Jurors this week awarded home sellers $1.78 billion in damages for an alleged conspiracy between the National Association of Realtors and residential brokers to inflate broker commissions.
The class action lawsuit was brought by home sellers who listed their houses in multiple listing services for the Kansas City metropolitan area, the St. Louis metropolitan area, the Southern Missouri area, and the Columbia, Missouri area, and sold them between 2015 and 2022.
In order to list their houses, the suit states, brokers for home sellers were required to offer to pay compensation, usually about two or three percent of the home sales price, to the buyer broker. In addition, according to the plaintiffs, buyer brokers often will not show homes to clients when a seller is offering a lower commission. If buyers paid their own brokers, the plaintiffs argued, the compensation would not be so high.
The defendants found liable include the National Association of Realtors, Keller Williams, and HomeServices of America (owned by Berkshire Hathaway). Re/Max and Anywhere Real Estate (whose subsidiaries include Coldwell Banker and Century 21) settled before trial, for $55 million and $83.5 million, respectively. In addition to monetary compensation, the settlement included an agreement not to set minimum commissions and to remove software that filters listings by broker compensation. The National Association of Realtors and HomeServices of America plan to appeal.
“We stand by the fact that NAR rules serve the best interests of consumers, support market-driven pricing and advance business competition,” National Association of Realtors President Tracy Kasper said in a statement after the verdict.
Under U.S. antitrust law, the verdict may be tripled to over $5.3 billion.
Immediately after the verdict, another lawsuit was filed in Missouri asserting that the rule requiring home sellers to pay buyer broker commissions violates the Sherman Antitrust Act.

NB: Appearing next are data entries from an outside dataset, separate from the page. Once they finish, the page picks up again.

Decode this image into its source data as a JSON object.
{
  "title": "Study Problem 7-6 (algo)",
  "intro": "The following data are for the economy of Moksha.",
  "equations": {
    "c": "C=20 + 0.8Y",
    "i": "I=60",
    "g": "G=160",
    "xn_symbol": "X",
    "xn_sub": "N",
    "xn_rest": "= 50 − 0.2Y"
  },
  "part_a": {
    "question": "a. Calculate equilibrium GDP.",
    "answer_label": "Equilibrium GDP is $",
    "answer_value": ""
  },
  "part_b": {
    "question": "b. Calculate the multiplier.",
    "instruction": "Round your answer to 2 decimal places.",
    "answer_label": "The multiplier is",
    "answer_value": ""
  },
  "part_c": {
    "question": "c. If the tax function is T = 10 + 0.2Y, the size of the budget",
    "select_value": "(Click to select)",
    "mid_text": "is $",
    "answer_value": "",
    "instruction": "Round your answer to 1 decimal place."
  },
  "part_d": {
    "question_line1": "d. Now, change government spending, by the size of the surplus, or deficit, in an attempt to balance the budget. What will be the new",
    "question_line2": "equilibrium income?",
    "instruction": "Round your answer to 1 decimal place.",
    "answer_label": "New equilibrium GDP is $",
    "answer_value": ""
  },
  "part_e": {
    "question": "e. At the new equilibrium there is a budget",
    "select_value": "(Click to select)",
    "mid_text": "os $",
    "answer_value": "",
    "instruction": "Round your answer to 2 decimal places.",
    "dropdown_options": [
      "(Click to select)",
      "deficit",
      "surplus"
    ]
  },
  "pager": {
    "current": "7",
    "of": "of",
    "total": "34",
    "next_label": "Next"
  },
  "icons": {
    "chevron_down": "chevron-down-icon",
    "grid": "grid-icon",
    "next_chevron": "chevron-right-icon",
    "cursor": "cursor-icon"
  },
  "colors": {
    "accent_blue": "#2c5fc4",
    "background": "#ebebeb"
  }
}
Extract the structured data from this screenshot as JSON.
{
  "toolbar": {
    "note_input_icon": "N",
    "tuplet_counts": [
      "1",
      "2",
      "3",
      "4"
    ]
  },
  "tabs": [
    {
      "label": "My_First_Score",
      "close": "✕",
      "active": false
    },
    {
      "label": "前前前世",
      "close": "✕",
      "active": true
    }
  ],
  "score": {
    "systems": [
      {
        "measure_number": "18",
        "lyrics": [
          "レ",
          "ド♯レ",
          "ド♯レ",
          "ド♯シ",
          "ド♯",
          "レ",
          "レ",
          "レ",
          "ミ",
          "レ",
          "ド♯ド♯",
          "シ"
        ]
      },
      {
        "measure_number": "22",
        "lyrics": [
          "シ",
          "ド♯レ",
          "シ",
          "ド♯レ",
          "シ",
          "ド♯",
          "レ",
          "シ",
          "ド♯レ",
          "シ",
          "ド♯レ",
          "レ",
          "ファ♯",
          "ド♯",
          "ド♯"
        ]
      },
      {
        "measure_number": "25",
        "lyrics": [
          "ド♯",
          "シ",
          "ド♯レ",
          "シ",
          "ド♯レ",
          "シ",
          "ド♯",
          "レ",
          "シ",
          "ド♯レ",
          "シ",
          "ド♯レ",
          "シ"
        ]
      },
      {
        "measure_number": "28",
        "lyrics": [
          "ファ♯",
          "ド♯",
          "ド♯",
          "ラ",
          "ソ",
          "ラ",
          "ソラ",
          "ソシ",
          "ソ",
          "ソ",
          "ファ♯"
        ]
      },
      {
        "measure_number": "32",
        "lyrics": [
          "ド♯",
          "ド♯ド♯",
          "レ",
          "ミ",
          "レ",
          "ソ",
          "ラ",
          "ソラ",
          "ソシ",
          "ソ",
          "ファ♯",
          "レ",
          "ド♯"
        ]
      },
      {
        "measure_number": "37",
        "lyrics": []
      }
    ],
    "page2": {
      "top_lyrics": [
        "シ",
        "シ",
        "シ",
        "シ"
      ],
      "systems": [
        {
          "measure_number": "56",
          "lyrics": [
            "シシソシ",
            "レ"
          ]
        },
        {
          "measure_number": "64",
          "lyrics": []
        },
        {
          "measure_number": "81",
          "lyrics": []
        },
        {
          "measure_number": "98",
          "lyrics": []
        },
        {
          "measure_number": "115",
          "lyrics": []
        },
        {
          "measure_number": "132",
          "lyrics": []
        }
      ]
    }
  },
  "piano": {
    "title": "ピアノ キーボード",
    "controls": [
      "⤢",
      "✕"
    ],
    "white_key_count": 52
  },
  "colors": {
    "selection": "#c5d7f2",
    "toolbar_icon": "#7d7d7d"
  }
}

According to the ABA Journal and Law360, a similar lawsuit is pending in the U.S. District Court for the Northern District of Illinois.
The U.S. Department of Justice has investigated the National Association of Realtors in the past for conduct potentially impacting competition in the real estate market and harming home sellers and buyers. According to the DOJ, American home buyers and sellers paid over $85 billion in residential real estate commissions in 2020.
Additional Reading
Jury finds real estate agents conspired to keep commissions high, awards $1.78B, ABA Journal (November 1, 2023)
Realtors found liable for $1.8 billion in damages in conspiracy to keep commissions high, CNN (October 31, 2023)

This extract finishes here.